Ingoio quel delizioso boccone ricco di candidi e uvetta e, mettendomi vicino a lei per godere di quello spettacolo che la nonna offre quando è in cucina, le dico che non ho avuto neanche il tempo, in queste settimane trascorse al casolare, di tirar fuori quel monopattino cromato, che la mamma mi ha regalato poco prima di partire per l’Italia.
“ Vai in camera, allora, e fammi vedere come sei brava. Ma non credo proprio che potrai superare tuo padre…” lascia questa frase volutamente a metà per solleticare la mia curiosità.
“Mio padre, perché anche lui andava sul monopattino?” le chiedo corrugando la fronte.
“Certo, Ludovica, ed era velocissimo ma anche molto attento. Pensa che in tanti anni non è mai caduto, non si è mai sbucciato le ginocchia!” continua la nonna.
“Accipicchia…ed io che l’ho sempre immaginato, sin da piccolo, chiuso dentro un laboratorio…” dico mentre cammino su e per giù per la sala.
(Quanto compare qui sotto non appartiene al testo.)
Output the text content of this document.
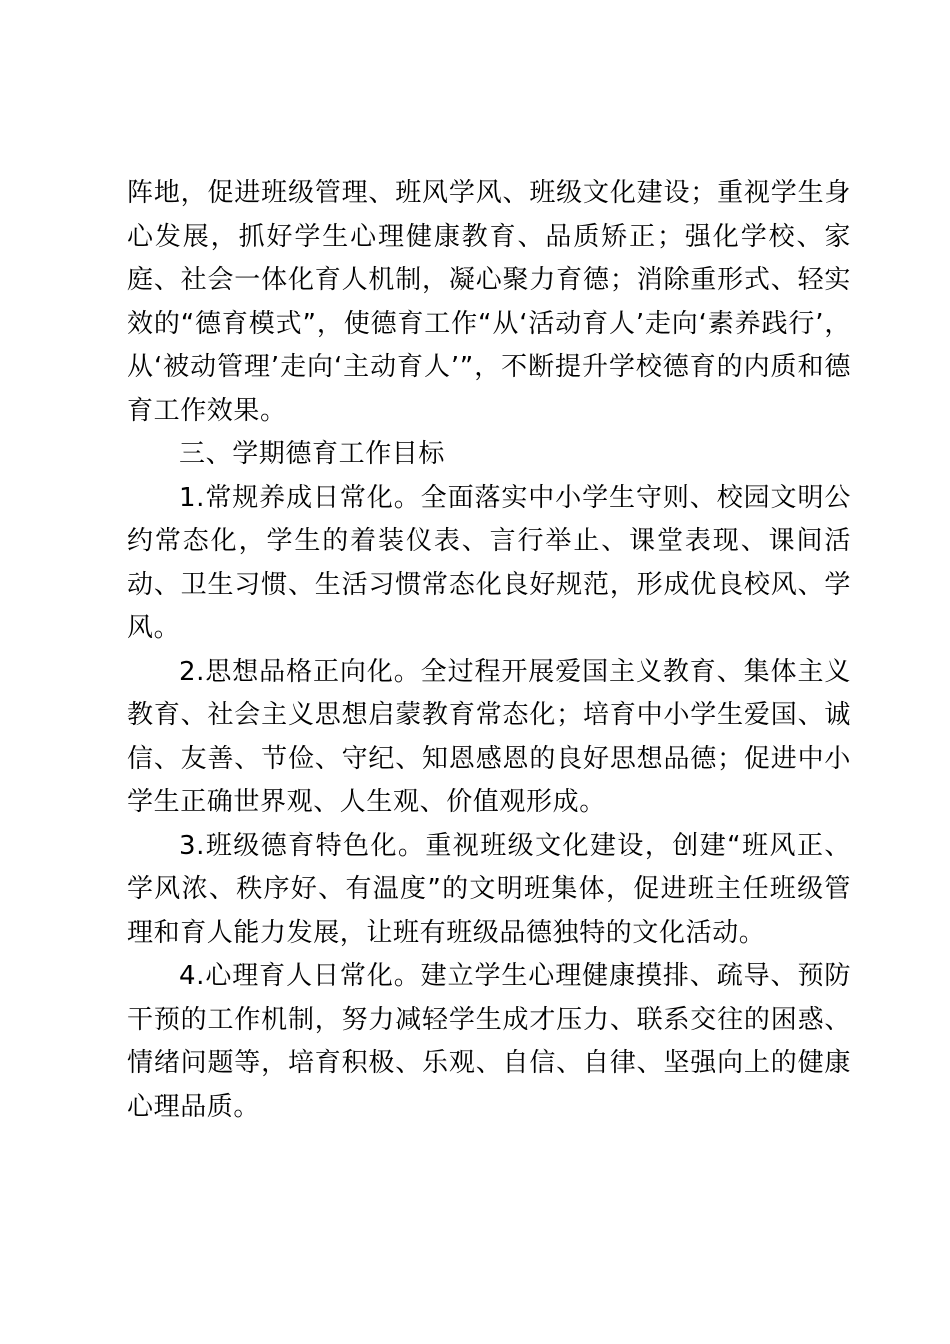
阵地，促进班级管理、班风学风、班级文化建设；重视学生身心发展，抓好学生心理健康教育、品质矫正；强化学校、家庭、社会一体化育人机制，凝心聚力育德；消除重形式、轻实效的“德育模式”，使德育工作“从‘活动育人’走向‘素养践行’，从‘被动管理’走向‘主动育人’”，不断提升学校德育的内质和德育工作效果。

三、学期德育工作目标

1.常规养成日常化。全面落实中小学生守则、校园文明公约常态化，学生的着装仪表、言行举止、课堂表现、课间活动、卫生习惯、生活习惯常态化良好规范，形成优良校风、学风。

2.思想品格正向化。全过程开展爱国主义教育、集体主义教育、社会主义思想启蒙教育常态化；培育中小学生爱国、诚信、友善、节俭、守纪、知恩感恩的良好思想品德；促进中小学生正确世界观、人生观、价值观形成。

3.班级德育特色化。重视班级文化建设，创建“班风正、学风浓、秩序好、有温度”的文明班集体，促进班主任班级管理和育人能力发展，让班有班级品德独特的文化活动。

4.心理育人日常化。建立学生心理健康摸排、疏导、预防干预的工作机制，努力减轻学生成才压力、联系交往的困惑、情绪问题等，培育积极、乐观、自信、自律、坚强向上的健康心理品质。
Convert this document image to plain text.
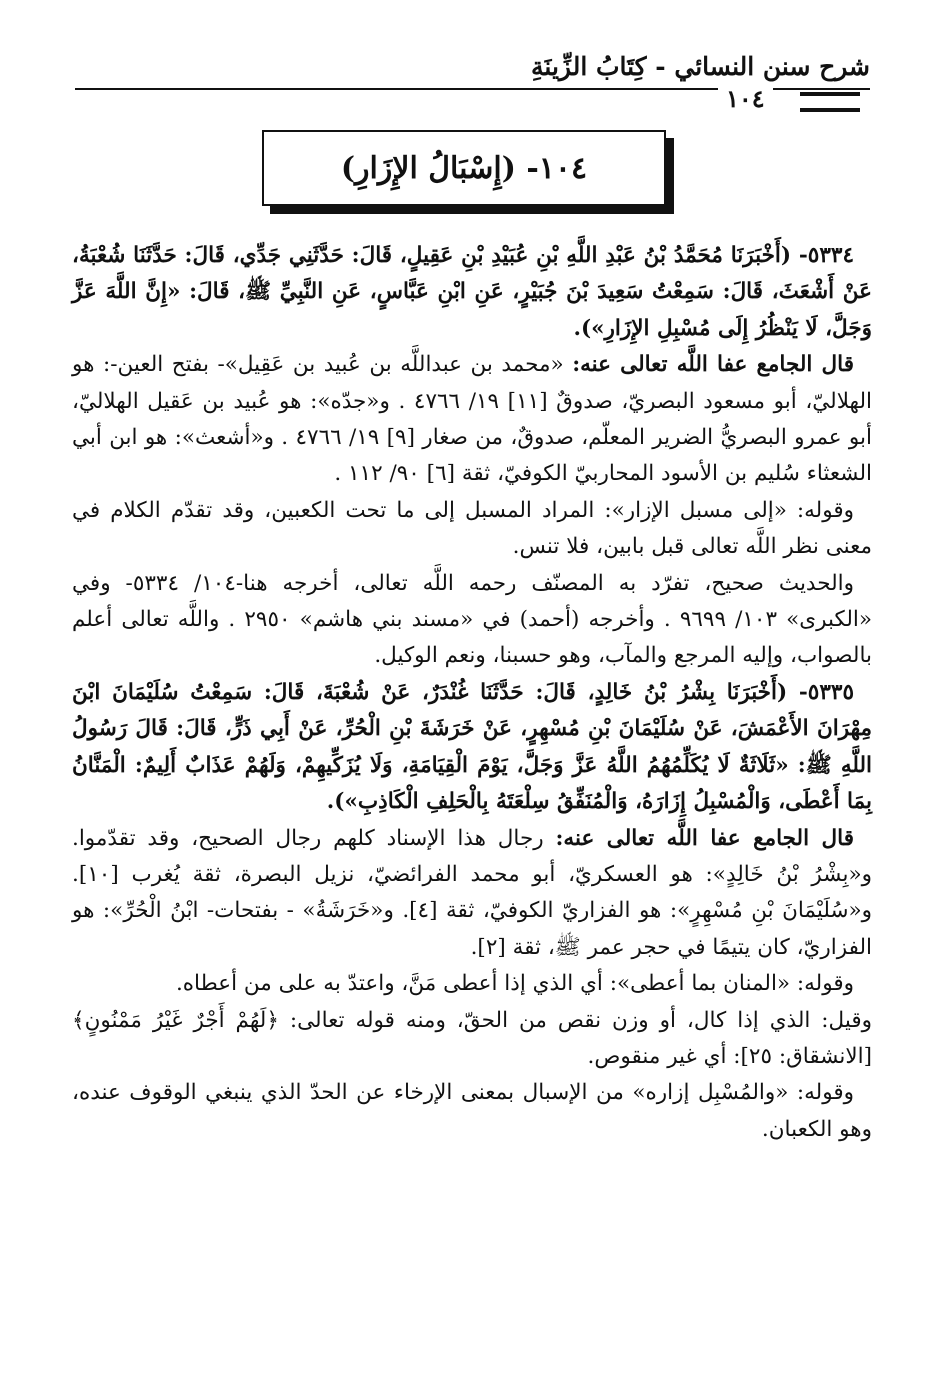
شرح سنن النسائي - كِتَابُ الزِّينَةِ
١٠٤
١٠٤- (إِسْبَالُ الإِزَارِ)

٥٣٣٤- (أَخْبَرَنَا مُحَمَّدُ بْنُ عَبْدِ اللَّهِ بْنِ عُبَيْدِ بْنِ عَقِيلٍ، قَالَ: حَدَّثَنِي جَدِّي، قَالَ: حَدَّثَنَا شُعْبَةُ، عَنْ أَشْعَثَ، قَالَ: سَمِعْتُ سَعِيدَ بْنَ جُبَيْرٍ، عَنِ ابْنِ عَبَّاسٍ، عَنِ النَّبِيِّ ﷺ، قَالَ: «إِنَّ اللَّهَ عَزَّ وَجَلَّ، لَا يَنْظُرُ إِلَى مُسْبِلِ الإِزَارِ»).

قال الجامع عفا اللَّه تعالى عنه: «محمد بن عبداللَّه بن عُبيد بن عَقِيل»- بفتح العين-: هو الهلاليّ، أبو مسعود البصريّ، صدوقٌ [١١] ١٩/ ٤٧٦٦ . و«جدّه»: هو عُبيد بن عَقيل الهلاليّ، أبو عمرو البصريُّ الضرير المعلّم، صدوقٌ، من صغار [٩] ١٩/ ٤٧٦٦ . و«أشعث»: هو ابن أبي الشعثاء سُليم بن الأسود المحاربيّ الكوفيّ، ثقة [٦] ٩٠/ ١١٢ .

وقوله: «إلى مسبل الإزار»: المراد المسبل إلى ما تحت الكعبين، وقد تقدّم الكلام في معنى نظر اللَّه تعالى قبل بابين، فلا تنس.

والحديث صحيح، تفرّد به المصنّف رحمه اللَّه تعالى، أخرجه هنا-١٠٤/ ٥٣٣٤- وفي «الكبرى» ١٠٣/ ٩٦٩٩ . وأخرجه (أحمد) في «مسند بني هاشم» ٢٩٥٠ . واللَّه تعالى أعلم بالصواب، وإليه المرجع والمآب، وهو حسبنا، ونعم الوكيل.

٥٣٣٥- (أَخْبَرَنَا بِشْرُ بْنُ خَالِدٍ، قَالَ: حَدَّثَنَا غُنْدَرٌ، عَنْ شُعْبَةَ، قَالَ: سَمِعْتُ سُلَيْمَانَ ابْنَ مِهْرَانَ الأَعْمَشَ، عَنْ سُلَيْمَانَ بْنِ مُسْهِرٍ، عَنْ خَرَشَةَ بْنِ الْحُرِّ، عَنْ أَبِي ذَرٍّ، قَالَ: قَالَ رَسُولُ اللَّهِ ﷺ: «ثَلَاثَةٌ لَا يُكَلِّمُهُمُ اللَّهُ عَزَّ وَجَلَّ، يَوْمَ الْقِيَامَةِ، وَلَا يُزَكِّيهِمْ، وَلَهُمْ عَذَابٌ أَلِيمٌ: الْمَنَّانُ بِمَا أَعْطَى، وَالْمُسْبِلُ إِزَارَهُ، وَالْمُنَفِّقُ سِلْعَتَهُ بِالْحَلِفِ الْكَاذِبِ»).

قال الجامع عفا اللَّه تعالى عنه: رجال هذا الإسناد كلهم رجال الصحيح، وقد تقدّموا. و«بِشْرُ بْنُ خَالِدٍ»: هو العسكريّ، أبو محمد الفرائضيّ، نزيل البصرة، ثقة يُغرب [١٠]. و«سُلَيْمَانَ بْنِ مُسْهِرٍ»: هو الفزاريّ الكوفيّ، ثقة [٤]. و«خَرَشَةُ» - بفتحات- ابْنُ الْحُرِّ»: هو الفزاريّ، كان يتيمًا في حجر عمر ﷺ، ثقة [٢].

وقوله: «المنان بما أعطى»: أي الذي إذا أعطى مَنَّ، واعتدّ به على من أعطاه.

وقيل: الذي إذا كال، أو وزن نقص من الحقّ، ومنه قوله تعالى: ﴿لَهُمْ أَجْرٌ غَيْرُ مَمْنُونٍ﴾ [الانشقاق: ٢٥]: أي غير منقوص.

وقوله: «والمُسْبِل إزاره» من الإسبال بمعنى الإرخاء عن الحدّ الذي ينبغي الوقوف عنده، وهو الكعبان.
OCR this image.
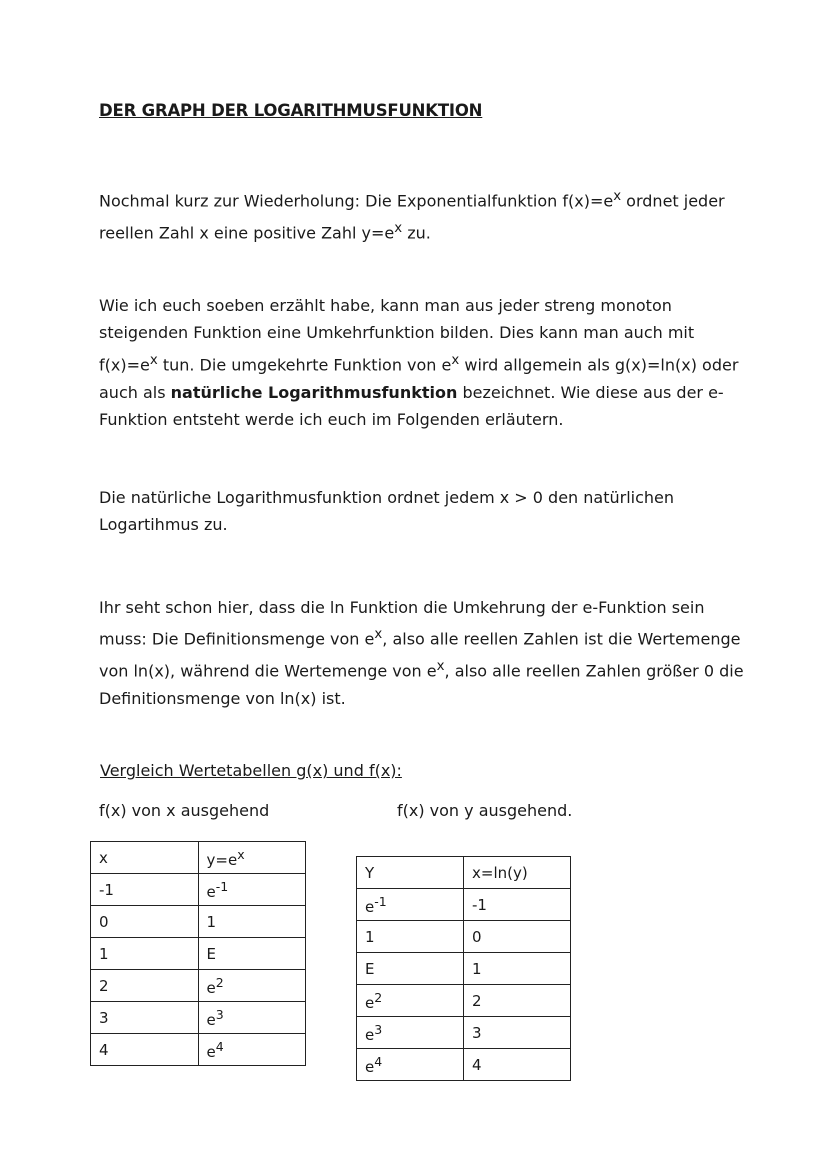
DER GRAPH DER LOGARITHMUSFUNKTION

Nochmal kurz zur Wiederholung: Die Exponentialfunktion $f(x)=e^x$ ordnet jeder reellen Zahl x eine positive Zahl $y=e^x$ zu.

Wie ich euch soeben erzählt habe, kann man aus jeder streng monoton steigenden Funktion eine Umkehrfunktion bilden. Dies kann man auch mit $f(x)=e^x$ tun. Die umgekehrte Funktion von $e^x$ wird allgemein als g(x)=ln(x) oder auch als natürliche Logarithmusfunktion bezeichnet. Wie diese aus der e-Funktion entsteht werde ich euch im Folgenden erläutern.

Die natürliche Logarithmusfunktion ordnet jedem x > 0 den natürlichen Logartihmus zu.

Ihr seht schon hier, dass die ln Funktion die Umkehrung der e-Funktion sein muss: Die Definitionsmenge von $e^x$, also alle reellen Zahlen ist die Wertemenge von ln(x), während die Wertemenge von $e^x$, also alle reellen Zahlen größer 0 die Definitionsmenge von ln(x) ist.

Vergleich Wertetabellen g(x) und f(x):

f(x) von x ausgehend	f(x) von y ausgehend.

x	$y=e^x$
-1	$e^{-1}$
0	1
1	E
2	$e^2$
3	$e^3$
4	$e^4$
Y	x=ln(y)
$e^{-1}$	-1
1	0
E	1
$e^2$	2
$e^3$	3
$e^4$	4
“Vai giù in cantina Ludovica. Appena entri, sulla sinistra c’è un piccolo aggeggio di legno, prendilo e torna su”.
Non me lo faccio ripetere due volte e dopo qualche minuto entro trionfante con quest’antico monopattino di legno, frutto della fantasia e dell’ingegno di mio padre.
Non posso resistere, vado su in camera mia e prendo anche il mio di monopattino, quello che la mamma mi ha regalato.